This recipe for Ground Provisions was shared by my friend Anita, from Guyana. Ground Provisions, also simply called Provisions, is a staple dish in Guyana and includes root vegetables such as yuca (cassava,) sweet potatoes, yams, green plantains, and eddoes. Some, or all of these root vegetables may be included in the dish. The root vegetables are boiled, while onions, peppers, scallions, and garlic are stir fried in a pan. The two are then combined for a delicious, traditional Guyanese dish! Provisions can be eaten this way, or with the addition of fish or meat. Anita enjoys her Provisions with curried fish on top. I decided to make mine with ground organic, grass-fed beef. This dish can be customized to meet your needs.
Bring a large pot of water to a boil. Add 1 tablespoon pink Himalayan salt.
While water boils, peel provisions (yuca, sweet potatoes, yams, eddoes, and plantains) and cut them into large chunks for boiling.
Place peeled, cut provisions into pot of boiling water. (*Note: Wait 5 minutes before placing plantains into pot, since they don't need as much cooking time.) Boil for 20-25 minutes (15-20 for plantains,) or until fork tender.
While provisions boil, chop onions, peppers, scallions, hot peppers (if using,) and mince garlic cloves.
Add 1 tablespoon organic ghee along with chopped vegetables to preheated frying pan. Season with 1 teaspoon pink Himalayan sea salt and lemon juice.

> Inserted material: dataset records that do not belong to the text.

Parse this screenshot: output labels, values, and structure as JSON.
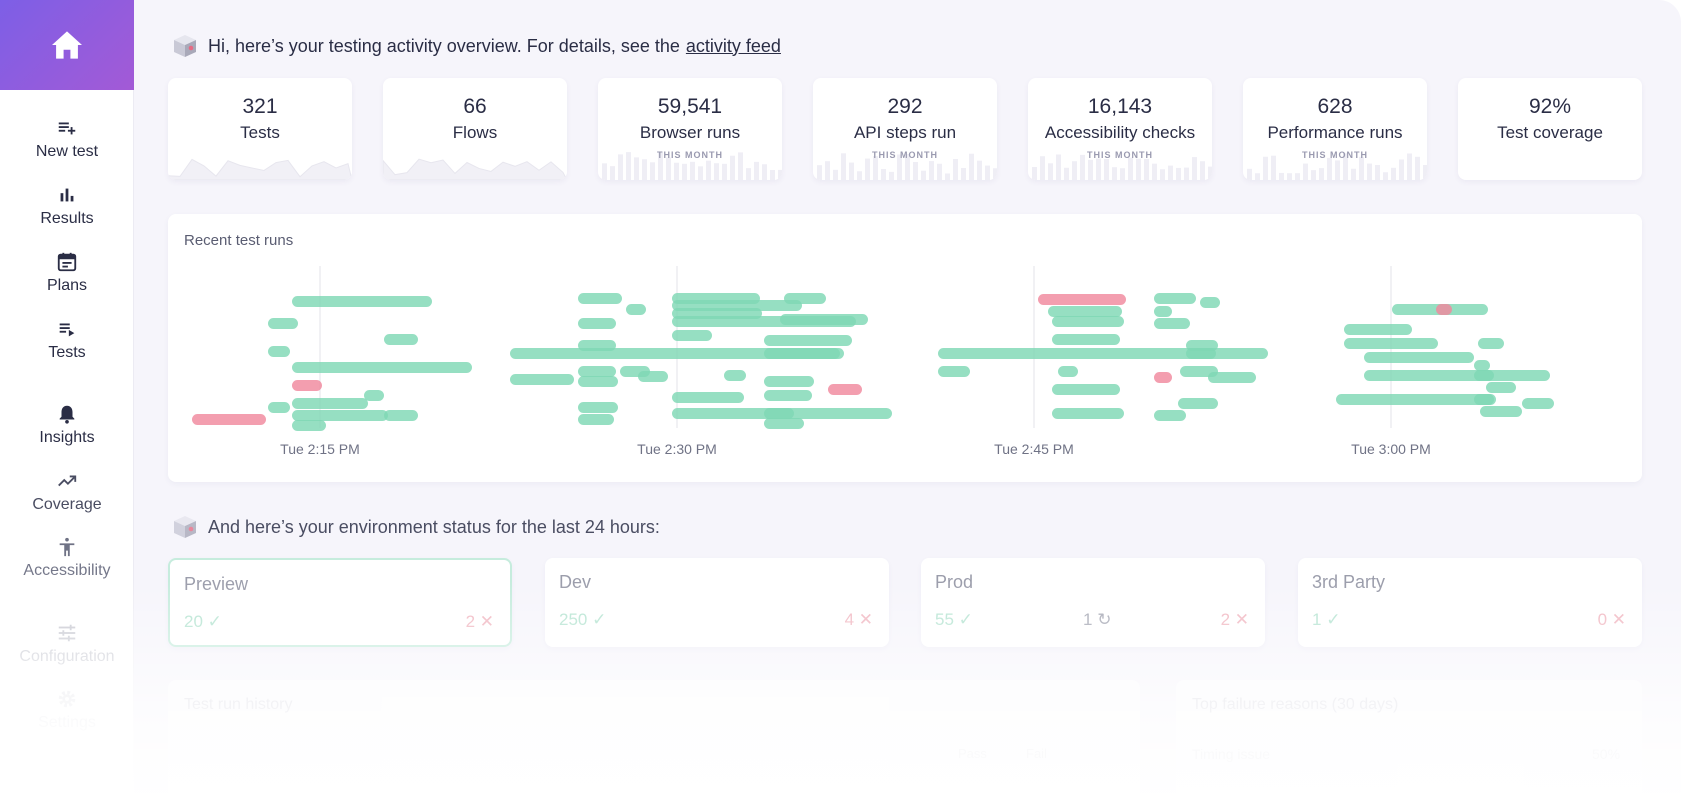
{
  "sidebar": {
    "items": [
      {
        "label": "New test",
        "icon": "playlist-add-icon"
      },
      {
        "label": "Results",
        "icon": "bar-chart-icon"
      },
      {
        "label": "Plans",
        "icon": "calendar-icon"
      },
      {
        "label": "Tests",
        "icon": "playlist-play-icon"
      },
      {
        "label": "Insights",
        "icon": "bell-icon"
      },
      {
        "label": "Coverage",
        "icon": "trending-up-icon"
      },
      {
        "label": "Accessibility",
        "icon": "accessibility-icon"
      },
      {
        "label": "Configuration",
        "icon": "sliders-icon"
      },
      {
        "label": "Settings",
        "icon": "gear-icon"
      }
    ]
  },
  "greeting": {
    "text": "Hi, here’s your testing activity overview. For details, see the",
    "link": "activity feed"
  },
  "stats": [
    {
      "value": "321",
      "label": "Tests",
      "sub": ""
    },
    {
      "value": "66",
      "label": "Flows",
      "sub": ""
    },
    {
      "value": "59,541",
      "label": "Browser runs",
      "sub": "THIS MONTH"
    },
    {
      "value": "292",
      "label": "API steps run",
      "sub": "THIS MONTH"
    },
    {
      "value": "16,143",
      "label": "Accessibility checks",
      "sub": "THIS MONTH"
    },
    {
      "value": "628",
      "label": "Performance runs",
      "sub": "THIS MONTH"
    },
    {
      "value": "92%",
      "label": "Test coverage",
      "sub": ""
    }
  ],
  "recent_runs": {
    "title": "Recent test runs",
    "time_labels": [
      "Tue 2:15 PM",
      "Tue 2:30 PM",
      "Tue 2:45 PM",
      "Tue 3:00 PM"
    ],
    "colors": {
      "pass": "#7fd8b5",
      "fail": "#f0899d"
    }
  },
  "environment": {
    "heading": "And here’s your environment status for the last 24 hours:",
    "envs": [
      {
        "name": "Preview",
        "ok": "20",
        "mid": "",
        "fail": "2"
      },
      {
        "name": "Dev",
        "ok": "250",
        "mid": "",
        "fail": "4"
      },
      {
        "name": "Prod",
        "ok": "55",
        "mid": "1",
        "fail": "2"
      },
      {
        "name": "3rd Party",
        "ok": "1",
        "mid": "",
        "fail": "0"
      }
    ]
  },
  "lower": {
    "history_title": "Test run history",
    "legend_pass": "Pass",
    "legend_fail": "Fail",
    "failures_title": "Top failure reasons (30 days)",
    "failure_item": "Timing issue",
    "failure_pct": "50%"
  }
}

If adding beef, in a separate frying pan brown 1 pound organic, grass-fed ground beef. Cook until meat is no longer pink.
Once provisions are fork tender (after about 20-25 minutes) drain water.
Add pan fried vegetables to provisions. Stir gently, provisions are soft and easily mashed.
Add cooked ground beef (or fish) to provisions and pan fried vegetables. Garnish with chopped scallions.
Note: Guyanese Ground Provisions are often served with curried fish, either on top or shredded and mixed in with this dish.